Zimbabwe, 1990
Meredith Low can hardly believe it’s been 26 years since she first connected with Canadian Crossroads International. She was 23, had just completed a university degree and was looking to travel and gain some new life experiences. She’s happy to report, she got far more than she bargained for.
“At the time I would have said I studied International Development as part of my degree, and I wanted to make a contribution but that I … needed first-hand experience,” she says. But she couldn’t have anticipated the ongoing impact the experience would have on her life and her outlook. “I was onto something without knowing exactly what.”
Her Crossroads experience began in Zimbabwe where she taught high school — English literature and African history. “My students, as you can imagine, had a profound emotional reaction to much of what they were learning,” she says, explaining that Zimbabwe, like Canada, was a British colony with many of the same colonial policies being played out there as here. Born and raised in northern BC, Low says she learned as much about her own history and the experience of First Nations under the colonial reservation system, as her students did. “Teaching this history made me reflect on Canada in a way I never had before.”
Low remained overseas for a year, travelling to South Africa. It was a pivotal time.
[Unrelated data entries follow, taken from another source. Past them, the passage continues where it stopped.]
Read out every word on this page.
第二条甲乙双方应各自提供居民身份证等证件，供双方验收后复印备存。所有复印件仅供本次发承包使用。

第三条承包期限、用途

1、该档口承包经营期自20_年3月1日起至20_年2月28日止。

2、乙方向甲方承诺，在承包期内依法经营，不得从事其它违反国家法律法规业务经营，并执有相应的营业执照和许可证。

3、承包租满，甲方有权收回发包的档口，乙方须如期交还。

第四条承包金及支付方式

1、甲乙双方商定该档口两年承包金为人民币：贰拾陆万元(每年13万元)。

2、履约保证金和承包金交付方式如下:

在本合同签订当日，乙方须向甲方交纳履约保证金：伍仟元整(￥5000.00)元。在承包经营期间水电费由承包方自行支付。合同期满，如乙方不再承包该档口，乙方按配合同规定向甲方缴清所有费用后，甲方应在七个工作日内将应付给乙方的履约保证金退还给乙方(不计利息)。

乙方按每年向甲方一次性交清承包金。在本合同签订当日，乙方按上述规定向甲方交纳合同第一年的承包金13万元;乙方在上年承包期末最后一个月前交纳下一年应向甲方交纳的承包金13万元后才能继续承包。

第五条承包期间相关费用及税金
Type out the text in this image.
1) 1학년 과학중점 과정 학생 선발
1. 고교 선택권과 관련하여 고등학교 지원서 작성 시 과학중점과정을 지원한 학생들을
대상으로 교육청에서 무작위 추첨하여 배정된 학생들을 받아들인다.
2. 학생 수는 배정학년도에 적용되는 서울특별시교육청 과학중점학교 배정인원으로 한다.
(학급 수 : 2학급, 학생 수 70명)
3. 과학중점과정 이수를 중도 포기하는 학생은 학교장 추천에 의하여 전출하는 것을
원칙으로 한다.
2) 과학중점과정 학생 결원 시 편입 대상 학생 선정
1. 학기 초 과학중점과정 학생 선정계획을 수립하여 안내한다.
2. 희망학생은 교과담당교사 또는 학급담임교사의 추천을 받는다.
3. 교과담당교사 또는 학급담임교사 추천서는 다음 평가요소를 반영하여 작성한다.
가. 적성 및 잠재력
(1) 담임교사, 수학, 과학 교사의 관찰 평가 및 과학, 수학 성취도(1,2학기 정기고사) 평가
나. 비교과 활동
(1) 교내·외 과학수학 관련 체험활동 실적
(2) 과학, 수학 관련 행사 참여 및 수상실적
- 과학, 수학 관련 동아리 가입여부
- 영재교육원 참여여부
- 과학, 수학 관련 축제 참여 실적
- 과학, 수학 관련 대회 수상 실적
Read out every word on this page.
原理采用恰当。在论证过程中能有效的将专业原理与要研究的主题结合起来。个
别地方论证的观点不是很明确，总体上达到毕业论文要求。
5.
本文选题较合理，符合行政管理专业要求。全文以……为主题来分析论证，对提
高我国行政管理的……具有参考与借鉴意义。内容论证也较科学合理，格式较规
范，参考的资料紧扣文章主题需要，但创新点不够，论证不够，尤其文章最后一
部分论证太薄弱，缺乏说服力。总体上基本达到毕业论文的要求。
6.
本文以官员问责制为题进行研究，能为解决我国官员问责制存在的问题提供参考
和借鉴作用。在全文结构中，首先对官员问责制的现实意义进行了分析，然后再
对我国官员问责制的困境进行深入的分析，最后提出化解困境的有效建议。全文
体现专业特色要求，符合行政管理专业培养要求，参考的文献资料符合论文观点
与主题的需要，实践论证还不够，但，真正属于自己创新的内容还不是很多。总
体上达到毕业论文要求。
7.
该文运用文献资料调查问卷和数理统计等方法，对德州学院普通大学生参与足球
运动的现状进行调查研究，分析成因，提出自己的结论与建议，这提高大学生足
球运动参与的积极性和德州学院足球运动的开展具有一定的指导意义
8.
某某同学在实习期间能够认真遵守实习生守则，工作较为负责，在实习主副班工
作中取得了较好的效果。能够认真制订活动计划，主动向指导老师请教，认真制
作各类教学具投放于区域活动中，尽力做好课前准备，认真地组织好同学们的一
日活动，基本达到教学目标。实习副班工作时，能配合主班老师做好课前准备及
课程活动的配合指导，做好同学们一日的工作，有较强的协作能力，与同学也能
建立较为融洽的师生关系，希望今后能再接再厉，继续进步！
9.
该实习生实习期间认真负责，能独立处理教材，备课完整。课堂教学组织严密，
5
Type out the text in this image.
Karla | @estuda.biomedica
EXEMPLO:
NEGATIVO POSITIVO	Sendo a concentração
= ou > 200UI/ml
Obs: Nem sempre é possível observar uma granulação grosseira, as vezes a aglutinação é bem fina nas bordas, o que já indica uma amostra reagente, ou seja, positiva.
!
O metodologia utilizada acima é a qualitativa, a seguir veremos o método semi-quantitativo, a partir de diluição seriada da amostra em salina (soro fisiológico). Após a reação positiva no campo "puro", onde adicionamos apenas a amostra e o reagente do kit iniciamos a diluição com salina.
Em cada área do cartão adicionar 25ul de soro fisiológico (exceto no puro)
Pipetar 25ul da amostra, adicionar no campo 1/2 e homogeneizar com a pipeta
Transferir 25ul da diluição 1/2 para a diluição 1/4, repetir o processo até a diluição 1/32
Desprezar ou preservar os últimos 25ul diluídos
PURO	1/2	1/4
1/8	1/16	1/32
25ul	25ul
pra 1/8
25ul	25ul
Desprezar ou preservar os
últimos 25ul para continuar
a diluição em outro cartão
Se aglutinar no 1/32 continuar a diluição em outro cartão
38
Nelson Mandela was released shortly after her return to Canada, and Low recalls her new perspective when it came to understand the news and world events. “You never read the news the same way again,” she says of the unexpected effect of her Crossroads experience, and it’s something for which she’s really grateful. It’s part of what she feels is so important and so profound about the work CCI does.
“Crossroads plays a really powerful and really useful role globally. The emphasis on women’s rights, economic development and HIV/AIDS is so critical and builds on the organization’s history while focusing on how it can be most useful today.”
“I can’t see countries from a blanket point of view; I won’t write a place off,” she explains. So many in North America who do not have first-hand knowledge seem to dismiss Africa as “a continental basket-case” — a fall-back position encouraged by the kind of information we tend to get from mainstream media. If you can’t decode news items, they can lead readers to very skewed conclusions.
Low saw Zimbabwe change from a healthy and developing country enthusiastic about the future to a struggling one – both because of the AIDS crisis and the country’s political situation. “I’ve seen what human agency can do in both [positive and negative] directions. There was nothing inevitable about what has happened in Zimbabwe,” Low comments. And it’s that vision, that knowledge, which she earned through being a Crossroader, which she says has had the greatest lasting impact: “I think that makes me a much stronger global citizen.”
Knowing that the efforts of individuals and organization can make a difference is a lesson Low took to heart. Back in Canada, she began volunteer-work with AIDS Vancouver as a direct result of seeing the effect of the pandemic. She has also stayed involved with CCI, first as a volunteer and now as a board member.
“Crossroads plays a really powerful and really useful role globally. The emphasis on women’s rights, economic development and HIV/AIDS is so critical and builds on the organization’s history while focusing on how it can be most useful today,” she notes.
She is happy to be able to contribute new skills she gained since going on to do her MBA with a focus on organizational development.
But she emphasizes that the learning goes both ways. In fact, her current employer, CIBC, recognizes her work on the CCI board as professional development. The company also supports employees’ volunteer work through donations. Low, always an advocate for CCI’s work, suggests looking into similar volunteer-support programs in your own workplace.
“It’s an honour, a privilege and a responsibility I take really seriously,” she says of her work on the board, a position she calls “all the sweeter” because of her long history with the organization.